JAKARTA, KOMPAS.com - Ihwal perpanjangan masa jabatan presiden kembali jadi perdebatan.
Segelintir elite partai politik mengusulkan supaya Pemilu 2024 ditunda. Jika usulan itu terealisasi, tentu presiden dan wakilnya bisa menjabat lebih lama.
Padahal, perihal masa jabatan presiden dan wakil presiden telah tegas diatur dalam Undang-Undang Dasar (1945).
"Presiden dan Wakil Presiden memegang jabatan selama lima tahun, dan sesudahnya dapat dipilih kembali dalam jabatan yang sama, hanya untuk satu kali masa jabatan," bunyi Pasal 7 UUD 1945.
Baca juga: Isu Penundaan Pemilu dan Perpanjangan Masa Jabatan Presiden, Siapa Berkepentingan?
Pasal 22E Ayat (1) UUD juga tegas mengatur bahwa "Pemilihan umum dilaksanakan secara langsung, umum, bebas, rahasia, jujur, dan adil setiap lima tahun sekali".
Sebelum UUD 1945 diamendemen, presiden dan wakil presiden RI bisa menjabat selama lima tahun dan setelahnya dapat dipilih kembali tanpa ada batasan periode jabatan.
Alhasil, Presiden Soekarno menjabat selama 22 tahun, dan Presiden Soeharto menjabat 32 tahun lamanya.
Anggota Dewan Pembina Perkumpulan untuk Pemilu dan Demokrasi (Perludem) Titi Anggraini mengatakan, kekuasaan yang tidak dibatasi akan melahirkan penguasa yang tirani dan sewenang-wenang.
Perilaku sewenang-wenang mungkin muncul akibat pemusatan kekuasaan yang absolut pada presiden.
Terlebih, di negara yang menganut sistem presidensial, presiden tidak hanya bertindak sebagai kepala negara, tetapi juga kepala pemerintahan.
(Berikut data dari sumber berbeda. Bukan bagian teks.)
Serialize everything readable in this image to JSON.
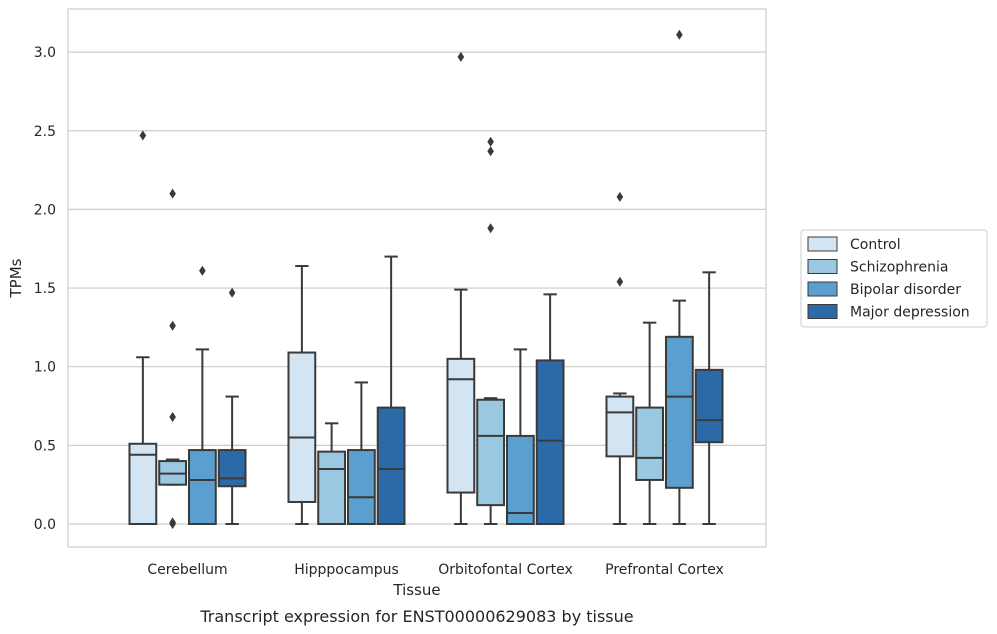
{
  "caption": "Transcript expression for ENST00000629083 by tissue",
  "chart_data": {
    "type": "box",
    "title": "",
    "xlabel": "Tissue",
    "ylabel": "TPMs",
    "ylim": [
      -0.15,
      3.27
    ],
    "yticks": [
      "0.0",
      "0.5",
      "1.0",
      "1.5",
      "2.0",
      "2.5",
      "3.0"
    ],
    "grid": "horizontal",
    "legend_position": "right",
    "categories": [
      "Cerebellum",
      "Hipppocampus",
      "Orbitofontal Cortex",
      "Prefrontal Cortex"
    ],
    "series": [
      {
        "name": "Control",
        "color": "#d3e4f3",
        "boxes": [
          {
            "whislo": 0.0,
            "q1": 0.0,
            "med": 0.44,
            "q3": 0.51,
            "whishi": 1.06,
            "fliers": [
              2.47
            ]
          },
          {
            "whislo": 0.0,
            "q1": 0.14,
            "med": 0.55,
            "q3": 1.09,
            "whishi": 1.64,
            "fliers": []
          },
          {
            "whislo": 0.0,
            "q1": 0.2,
            "med": 0.92,
            "q3": 1.05,
            "whishi": 1.49,
            "fliers": [
              2.97
            ]
          },
          {
            "whislo": 0.0,
            "q1": 0.43,
            "med": 0.71,
            "q3": 0.81,
            "whishi": 0.83,
            "fliers": [
              2.08,
              1.54
            ]
          }
        ]
      },
      {
        "name": "Schizophrenia",
        "color": "#9ac8e0",
        "boxes": [
          {
            "whislo": 0.25,
            "q1": 0.25,
            "med": 0.32,
            "q3": 0.4,
            "whishi": 0.41,
            "fliers": [
              2.1,
              1.26,
              0.68,
              0.01,
              0.0
            ]
          },
          {
            "whislo": 0.0,
            "q1": 0.0,
            "med": 0.35,
            "q3": 0.46,
            "whishi": 0.64,
            "fliers": []
          },
          {
            "whislo": 0.0,
            "q1": 0.12,
            "med": 0.56,
            "q3": 0.79,
            "whishi": 0.8,
            "fliers": [
              2.43,
              2.37,
              1.88
            ]
          },
          {
            "whislo": 0.0,
            "q1": 0.28,
            "med": 0.42,
            "q3": 0.74,
            "whishi": 1.28,
            "fliers": []
          }
        ]
      },
      {
        "name": "Bipolar disorder",
        "color": "#5a9fcd",
        "boxes": [
          {
            "whislo": 0.0,
            "q1": 0.0,
            "med": 0.28,
            "q3": 0.47,
            "whishi": 1.11,
            "fliers": [
              1.61
            ]
          },
          {
            "whislo": 0.0,
            "q1": 0.0,
            "med": 0.17,
            "q3": 0.47,
            "whishi": 0.9,
            "fliers": []
          },
          {
            "whislo": 0.0,
            "q1": 0.0,
            "med": 0.07,
            "q3": 0.56,
            "whishi": 1.11,
            "fliers": []
          },
          {
            "whislo": 0.0,
            "q1": 0.23,
            "med": 0.81,
            "q3": 1.19,
            "whishi": 1.42,
            "fliers": [
              3.11
            ]
          }
        ]
      },
      {
        "name": "Major depression",
        "color": "#2c6aa7",
        "boxes": [
          {
            "whislo": 0.0,
            "q1": 0.24,
            "med": 0.29,
            "q3": 0.47,
            "whishi": 0.81,
            "fliers": [
              1.47
            ]
          },
          {
            "whislo": 0.0,
            "q1": 0.0,
            "med": 0.35,
            "q3": 0.74,
            "whishi": 1.7,
            "fliers": []
          },
          {
            "whislo": 0.0,
            "q1": 0.0,
            "med": 0.53,
            "q3": 1.04,
            "whishi": 1.46,
            "fliers": []
          },
          {
            "whislo": 0.0,
            "q1": 0.52,
            "med": 0.66,
            "q3": 0.98,
            "whishi": 1.6,
            "fliers": []
          }
        ]
      }
    ]
  }
}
Oleh karenanya, otoritasnya sangat besar sehingga perlu dibatasi.
Baca juga: Pro Kontra Penundaan Pemilu dan Kecemasan Orang-orang Sekitar Jokowi...
"Tujuan utamanya adalah untuk menghindari terjadinya tirani kekuasaan dan kesewenang-wenangan yang bisa muncul akibat pemusatan kekuasaan secara absolut pada presiden," kata Titi kepada Kompas.com, Selasa (1/3/2022).
Belum lagi, lanjut Titi, presiden bisa menempatkan orang-orang yang tunduk kepada kehendaknya di pemerintahan.
Dengan begitu, fungsi kontrol (check and balances) terhadap kekuasaan semakin melemah.
"Di situlah penyalahgunaan kekuasaan bisa leluasa terjadi, seperti halnya di masa orde baru di mana negara berhadapan dengan praktik akut korupsi, kolusi, dan nepotisme," ujar Titi.
Sejarah Indonesia dipimpin Presiden Soeharto selama 32 tahun, menurut Titi, merefleksikan terjadinya pemusatan kekuasaan, lemahnya kekuatan penyeimbang, dan adanya kesewenang-wenangan akibat penyalahgunaan kekuasaan.